Natif de Brooklyn, Edward Gildea fait à six ans de précoces débuts sur scène dans la troupe de son père,"Edward De Corsia and Company". Jeune homme, il devient représentant de commerce puis cuisinier avant d'ouvrir un restaurant à New York. Le succès n'est pas au rendez-vous mais la fibre parentale se réveille et notre homme rencontre une belle popularité sur les ondes en imitant des personnalités aussi diverses que le Président Hoover ou le dictateur Mussolini dans un programme célèbre, «The March of Time», où il rencontre Orson Welles. Sa carrière radiophonique sera conséquente et comprendra des adaptations de succès de l'écran comme «Maisie», «Docteur Kildare», «Adventures of Ellery Queen»… avec en clé de voûte le rôle récurrent, à la fin des années 40, d'un inspecteur de Scotland Yard dans le feuilleton «Pursuit». En 1951, il reprend sur les ondes le personnage de Harry Lime, créé par Welles, dans une adaptation du «Troisième homme».

Il fréquente Broadway dès 1929 : il y croise Ethel Barrymore – "la plus grande actrice américaine" selon lui – et intègre le Mercury Theater de l'ami Orson Welles qui sera le premier réalisateur à faire appel à lui pour «La dame de Shanghai» (1947) où il joue un détective privé.

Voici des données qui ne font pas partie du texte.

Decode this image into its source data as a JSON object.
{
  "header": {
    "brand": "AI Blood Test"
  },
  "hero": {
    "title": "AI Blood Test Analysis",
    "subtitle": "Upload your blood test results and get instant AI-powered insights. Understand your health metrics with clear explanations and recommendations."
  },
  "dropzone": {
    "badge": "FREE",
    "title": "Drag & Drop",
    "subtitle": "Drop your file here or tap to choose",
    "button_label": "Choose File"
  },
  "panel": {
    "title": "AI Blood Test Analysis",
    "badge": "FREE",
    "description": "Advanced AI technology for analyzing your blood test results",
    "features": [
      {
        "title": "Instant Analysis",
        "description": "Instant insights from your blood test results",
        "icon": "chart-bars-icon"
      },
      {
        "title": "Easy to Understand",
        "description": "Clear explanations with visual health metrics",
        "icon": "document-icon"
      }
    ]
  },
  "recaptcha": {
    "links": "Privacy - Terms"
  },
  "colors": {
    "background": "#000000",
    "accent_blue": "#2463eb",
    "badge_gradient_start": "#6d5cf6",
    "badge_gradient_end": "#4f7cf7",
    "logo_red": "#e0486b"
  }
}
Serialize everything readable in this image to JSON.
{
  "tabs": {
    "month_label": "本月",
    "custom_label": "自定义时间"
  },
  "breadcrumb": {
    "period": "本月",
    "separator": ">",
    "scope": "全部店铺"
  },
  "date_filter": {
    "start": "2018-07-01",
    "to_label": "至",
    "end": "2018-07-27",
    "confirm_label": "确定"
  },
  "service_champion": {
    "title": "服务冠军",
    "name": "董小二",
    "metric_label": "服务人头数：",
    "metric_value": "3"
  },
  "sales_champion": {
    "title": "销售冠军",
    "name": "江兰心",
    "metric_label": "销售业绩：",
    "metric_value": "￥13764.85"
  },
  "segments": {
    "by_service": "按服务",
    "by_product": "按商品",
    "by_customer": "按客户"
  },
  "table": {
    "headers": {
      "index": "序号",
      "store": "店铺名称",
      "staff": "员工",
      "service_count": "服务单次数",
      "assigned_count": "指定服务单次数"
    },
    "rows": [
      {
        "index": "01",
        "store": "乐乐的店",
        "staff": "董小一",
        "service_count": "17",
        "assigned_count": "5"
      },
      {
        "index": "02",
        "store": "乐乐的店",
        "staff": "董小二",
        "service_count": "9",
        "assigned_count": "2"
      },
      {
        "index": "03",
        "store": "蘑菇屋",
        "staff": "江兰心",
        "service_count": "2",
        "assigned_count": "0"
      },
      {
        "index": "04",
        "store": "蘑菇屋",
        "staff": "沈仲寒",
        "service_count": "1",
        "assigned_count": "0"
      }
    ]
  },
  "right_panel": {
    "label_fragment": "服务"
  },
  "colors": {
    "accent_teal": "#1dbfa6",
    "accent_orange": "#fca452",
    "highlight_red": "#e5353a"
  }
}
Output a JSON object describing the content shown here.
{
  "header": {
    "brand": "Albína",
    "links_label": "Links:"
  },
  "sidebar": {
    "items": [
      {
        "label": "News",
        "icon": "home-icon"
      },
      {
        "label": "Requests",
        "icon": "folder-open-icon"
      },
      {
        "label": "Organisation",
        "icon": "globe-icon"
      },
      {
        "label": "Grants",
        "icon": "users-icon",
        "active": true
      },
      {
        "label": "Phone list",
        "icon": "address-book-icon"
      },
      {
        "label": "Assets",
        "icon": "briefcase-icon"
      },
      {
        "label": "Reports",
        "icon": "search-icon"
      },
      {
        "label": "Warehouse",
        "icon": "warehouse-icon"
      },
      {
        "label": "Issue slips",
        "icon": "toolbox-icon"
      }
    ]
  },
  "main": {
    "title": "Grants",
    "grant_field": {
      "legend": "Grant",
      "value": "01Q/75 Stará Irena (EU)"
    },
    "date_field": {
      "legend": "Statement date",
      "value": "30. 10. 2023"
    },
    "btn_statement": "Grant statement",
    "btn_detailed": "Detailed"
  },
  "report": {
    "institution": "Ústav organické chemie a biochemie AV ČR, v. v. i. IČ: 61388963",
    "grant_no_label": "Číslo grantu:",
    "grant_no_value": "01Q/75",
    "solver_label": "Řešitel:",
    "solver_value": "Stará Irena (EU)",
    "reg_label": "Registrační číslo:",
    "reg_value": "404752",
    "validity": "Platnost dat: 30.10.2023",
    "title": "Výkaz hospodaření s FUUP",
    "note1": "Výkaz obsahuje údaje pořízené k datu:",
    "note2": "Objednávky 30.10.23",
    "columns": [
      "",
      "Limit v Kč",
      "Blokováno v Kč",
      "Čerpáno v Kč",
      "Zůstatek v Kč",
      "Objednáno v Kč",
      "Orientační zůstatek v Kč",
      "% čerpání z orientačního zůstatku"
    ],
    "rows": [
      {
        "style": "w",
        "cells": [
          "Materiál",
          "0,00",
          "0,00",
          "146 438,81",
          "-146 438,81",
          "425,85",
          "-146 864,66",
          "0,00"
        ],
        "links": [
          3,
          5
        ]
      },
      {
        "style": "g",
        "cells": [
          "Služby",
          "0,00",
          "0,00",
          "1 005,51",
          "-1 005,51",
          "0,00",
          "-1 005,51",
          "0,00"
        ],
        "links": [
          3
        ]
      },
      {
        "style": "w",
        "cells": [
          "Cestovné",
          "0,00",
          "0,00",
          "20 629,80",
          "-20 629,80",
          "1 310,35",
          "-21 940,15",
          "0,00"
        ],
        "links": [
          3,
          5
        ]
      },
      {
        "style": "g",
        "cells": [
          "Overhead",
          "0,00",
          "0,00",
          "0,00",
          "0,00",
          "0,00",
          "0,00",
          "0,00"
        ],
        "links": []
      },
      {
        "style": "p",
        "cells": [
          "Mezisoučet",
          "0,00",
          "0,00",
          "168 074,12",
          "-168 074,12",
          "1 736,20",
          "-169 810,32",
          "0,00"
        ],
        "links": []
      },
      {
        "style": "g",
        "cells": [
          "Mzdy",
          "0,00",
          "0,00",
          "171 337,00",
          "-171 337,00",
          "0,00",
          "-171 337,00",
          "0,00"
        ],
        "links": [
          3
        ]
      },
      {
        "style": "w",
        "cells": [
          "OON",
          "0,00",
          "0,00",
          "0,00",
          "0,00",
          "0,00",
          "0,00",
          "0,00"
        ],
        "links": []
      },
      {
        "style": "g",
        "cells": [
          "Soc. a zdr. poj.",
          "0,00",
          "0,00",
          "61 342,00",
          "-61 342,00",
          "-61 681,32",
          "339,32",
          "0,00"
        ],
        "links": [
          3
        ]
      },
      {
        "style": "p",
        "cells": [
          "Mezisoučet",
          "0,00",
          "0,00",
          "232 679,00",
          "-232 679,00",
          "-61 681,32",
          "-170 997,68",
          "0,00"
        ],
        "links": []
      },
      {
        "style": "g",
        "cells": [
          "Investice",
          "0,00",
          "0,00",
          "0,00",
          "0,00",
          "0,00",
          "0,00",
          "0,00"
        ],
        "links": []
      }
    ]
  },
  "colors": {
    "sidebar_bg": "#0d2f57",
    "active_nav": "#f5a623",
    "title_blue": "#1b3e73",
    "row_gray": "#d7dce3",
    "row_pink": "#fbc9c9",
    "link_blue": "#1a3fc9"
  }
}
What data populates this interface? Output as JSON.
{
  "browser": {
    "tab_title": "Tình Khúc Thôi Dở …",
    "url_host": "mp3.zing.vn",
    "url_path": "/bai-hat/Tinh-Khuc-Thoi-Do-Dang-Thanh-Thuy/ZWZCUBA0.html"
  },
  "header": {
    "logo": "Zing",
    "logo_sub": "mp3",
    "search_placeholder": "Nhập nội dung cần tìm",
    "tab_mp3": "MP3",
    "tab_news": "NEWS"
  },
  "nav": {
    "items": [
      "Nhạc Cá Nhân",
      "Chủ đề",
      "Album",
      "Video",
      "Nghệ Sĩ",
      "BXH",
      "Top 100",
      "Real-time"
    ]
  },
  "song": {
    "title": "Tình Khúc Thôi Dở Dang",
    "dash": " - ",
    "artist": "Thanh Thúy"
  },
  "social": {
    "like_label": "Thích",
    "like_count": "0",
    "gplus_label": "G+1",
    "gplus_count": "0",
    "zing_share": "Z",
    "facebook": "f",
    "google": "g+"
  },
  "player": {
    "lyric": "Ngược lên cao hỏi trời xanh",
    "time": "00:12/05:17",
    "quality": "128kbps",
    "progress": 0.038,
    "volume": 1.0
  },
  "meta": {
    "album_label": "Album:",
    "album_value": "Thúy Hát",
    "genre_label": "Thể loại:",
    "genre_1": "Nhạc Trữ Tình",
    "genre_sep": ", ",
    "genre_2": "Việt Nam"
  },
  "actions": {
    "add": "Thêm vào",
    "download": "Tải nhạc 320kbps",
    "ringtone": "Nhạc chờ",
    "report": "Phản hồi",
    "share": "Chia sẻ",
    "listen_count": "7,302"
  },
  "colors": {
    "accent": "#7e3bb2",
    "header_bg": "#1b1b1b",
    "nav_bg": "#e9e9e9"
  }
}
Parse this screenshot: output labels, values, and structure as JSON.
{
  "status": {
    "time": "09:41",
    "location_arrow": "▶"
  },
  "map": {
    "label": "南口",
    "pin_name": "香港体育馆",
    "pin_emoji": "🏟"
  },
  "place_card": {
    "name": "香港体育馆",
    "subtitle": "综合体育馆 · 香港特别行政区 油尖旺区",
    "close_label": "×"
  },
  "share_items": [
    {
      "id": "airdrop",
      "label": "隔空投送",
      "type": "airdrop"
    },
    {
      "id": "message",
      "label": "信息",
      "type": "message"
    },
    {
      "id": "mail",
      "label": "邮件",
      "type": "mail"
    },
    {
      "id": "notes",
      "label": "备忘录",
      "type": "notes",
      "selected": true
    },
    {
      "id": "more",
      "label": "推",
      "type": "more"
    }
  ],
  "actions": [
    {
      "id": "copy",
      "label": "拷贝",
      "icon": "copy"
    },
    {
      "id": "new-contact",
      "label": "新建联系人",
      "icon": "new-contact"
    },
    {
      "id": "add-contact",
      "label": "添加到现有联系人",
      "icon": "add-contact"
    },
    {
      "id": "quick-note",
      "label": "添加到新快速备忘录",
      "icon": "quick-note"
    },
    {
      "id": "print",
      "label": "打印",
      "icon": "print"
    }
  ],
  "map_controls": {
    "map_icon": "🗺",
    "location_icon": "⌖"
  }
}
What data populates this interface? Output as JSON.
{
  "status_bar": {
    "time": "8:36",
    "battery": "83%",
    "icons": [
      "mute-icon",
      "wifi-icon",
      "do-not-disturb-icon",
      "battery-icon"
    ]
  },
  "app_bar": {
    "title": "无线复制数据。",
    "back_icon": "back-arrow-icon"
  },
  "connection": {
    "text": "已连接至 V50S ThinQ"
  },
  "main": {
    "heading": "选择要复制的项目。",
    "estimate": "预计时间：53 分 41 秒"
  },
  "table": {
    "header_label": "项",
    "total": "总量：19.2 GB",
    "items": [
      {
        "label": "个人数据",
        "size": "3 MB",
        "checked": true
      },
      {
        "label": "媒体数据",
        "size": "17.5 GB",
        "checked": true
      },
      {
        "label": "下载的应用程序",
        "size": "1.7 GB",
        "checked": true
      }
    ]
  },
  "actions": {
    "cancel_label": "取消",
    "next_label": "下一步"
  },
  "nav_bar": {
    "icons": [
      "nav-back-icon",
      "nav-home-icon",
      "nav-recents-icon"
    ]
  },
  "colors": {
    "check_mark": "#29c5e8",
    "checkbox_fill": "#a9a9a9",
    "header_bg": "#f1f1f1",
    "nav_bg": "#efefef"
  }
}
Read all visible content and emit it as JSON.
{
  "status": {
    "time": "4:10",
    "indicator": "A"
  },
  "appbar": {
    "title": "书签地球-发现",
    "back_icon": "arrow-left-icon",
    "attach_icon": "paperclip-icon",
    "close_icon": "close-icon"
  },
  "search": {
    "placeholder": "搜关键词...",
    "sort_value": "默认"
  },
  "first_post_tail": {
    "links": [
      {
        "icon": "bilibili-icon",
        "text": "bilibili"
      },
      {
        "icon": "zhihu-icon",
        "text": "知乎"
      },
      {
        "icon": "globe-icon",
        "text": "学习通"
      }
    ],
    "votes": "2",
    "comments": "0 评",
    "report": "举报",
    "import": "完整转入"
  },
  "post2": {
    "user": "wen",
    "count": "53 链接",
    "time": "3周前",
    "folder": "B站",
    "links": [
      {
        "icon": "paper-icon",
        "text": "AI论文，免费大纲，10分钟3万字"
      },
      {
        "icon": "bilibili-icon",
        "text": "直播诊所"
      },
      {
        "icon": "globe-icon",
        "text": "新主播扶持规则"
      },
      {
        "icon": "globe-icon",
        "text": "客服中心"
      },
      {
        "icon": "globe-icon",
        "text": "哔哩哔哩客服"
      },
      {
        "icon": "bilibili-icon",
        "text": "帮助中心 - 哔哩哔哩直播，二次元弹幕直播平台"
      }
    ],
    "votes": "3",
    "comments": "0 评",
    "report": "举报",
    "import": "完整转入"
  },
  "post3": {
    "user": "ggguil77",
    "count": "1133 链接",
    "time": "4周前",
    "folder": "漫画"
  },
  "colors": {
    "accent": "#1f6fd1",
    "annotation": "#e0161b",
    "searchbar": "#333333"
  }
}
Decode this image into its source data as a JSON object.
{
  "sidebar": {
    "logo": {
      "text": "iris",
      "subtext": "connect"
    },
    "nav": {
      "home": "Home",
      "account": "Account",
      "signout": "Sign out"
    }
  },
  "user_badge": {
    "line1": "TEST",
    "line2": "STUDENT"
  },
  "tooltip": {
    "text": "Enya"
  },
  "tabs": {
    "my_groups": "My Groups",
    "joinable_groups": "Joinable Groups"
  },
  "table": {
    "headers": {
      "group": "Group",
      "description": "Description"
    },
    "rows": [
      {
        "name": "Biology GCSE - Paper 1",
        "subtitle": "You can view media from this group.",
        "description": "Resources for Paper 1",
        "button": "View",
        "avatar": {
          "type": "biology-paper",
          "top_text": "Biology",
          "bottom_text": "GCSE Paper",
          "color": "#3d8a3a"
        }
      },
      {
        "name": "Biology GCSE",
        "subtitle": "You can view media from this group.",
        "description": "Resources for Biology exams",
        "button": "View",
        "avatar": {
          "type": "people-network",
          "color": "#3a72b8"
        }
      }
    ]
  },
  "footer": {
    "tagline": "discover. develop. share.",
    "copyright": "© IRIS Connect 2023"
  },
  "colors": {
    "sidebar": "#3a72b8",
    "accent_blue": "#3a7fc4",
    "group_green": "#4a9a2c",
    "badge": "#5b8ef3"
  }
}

La quarantaine bien tassée, la voix grave et la stature massive, il est bien paré pour enchaîner les performances dans quelques beaux classiques du film noir, à commencer par «La cité sans voiles» (1948) : il impressionne dans le rôle du tueur Willie Garzah, un ancien lutteur repéré grâce à sa passion pour l'harmonica ; la poursuite finale, filmée avec brio par Jules Dassin, le voit se jeter dans le vide du haut du pont de Brooklyn. Coffré par Bogart dans «The Enforcer/La femme à abattre» (1951), il se tue en tentant de s'évader. «Chasse au gang» (1953), excellent “polar” d'André de Toth, nous le montre en truand évadé de prison, flanqué d'un acolyte inquiétant campé par Charles Buchinsky pas encore Bronson. On le revoit, toujours du mauvais côté de la loi, dans «Vice Squad/Association criminelle» (1954) de Joseph Lewis et «L'ennemi public» (1957) de Don Siegel, un film où il se fait descendre par Baby Face Nelson (Mickey Rooney). L'un de ses meilleurs rôles est sans doute celui de Sol Caspar, le mafieux corrupteur qui règne sur la ville dans «Deux rouquines dans la bagarre» (1956) d'Allan Dwan, où Arlene Dahl, kleptomane alcoolique, lui fait du gringue dans une scène d'anthologie. Le chef d'œuvre du genre demeure «L'ultime razzia» (1956) de Stanley Kubrick où il interprète Randy Kennan, policier corrompu et malchanceux impliqué dans le casse. Rien d'étonnant à ce qu'il joue le truand déterminé à ruiner la carrière du chanteur Joe E. Lewis dans «Le pantin brisé». (1957). Comme il a longtemps baroudé «Inside the Mafia» (1959), on le retrouve sur le petit écran aux côtés de John Cassavetes dans «Johnny Staccato» (1960) ou de Robert Stack dans «Les incorruptibles» (1962).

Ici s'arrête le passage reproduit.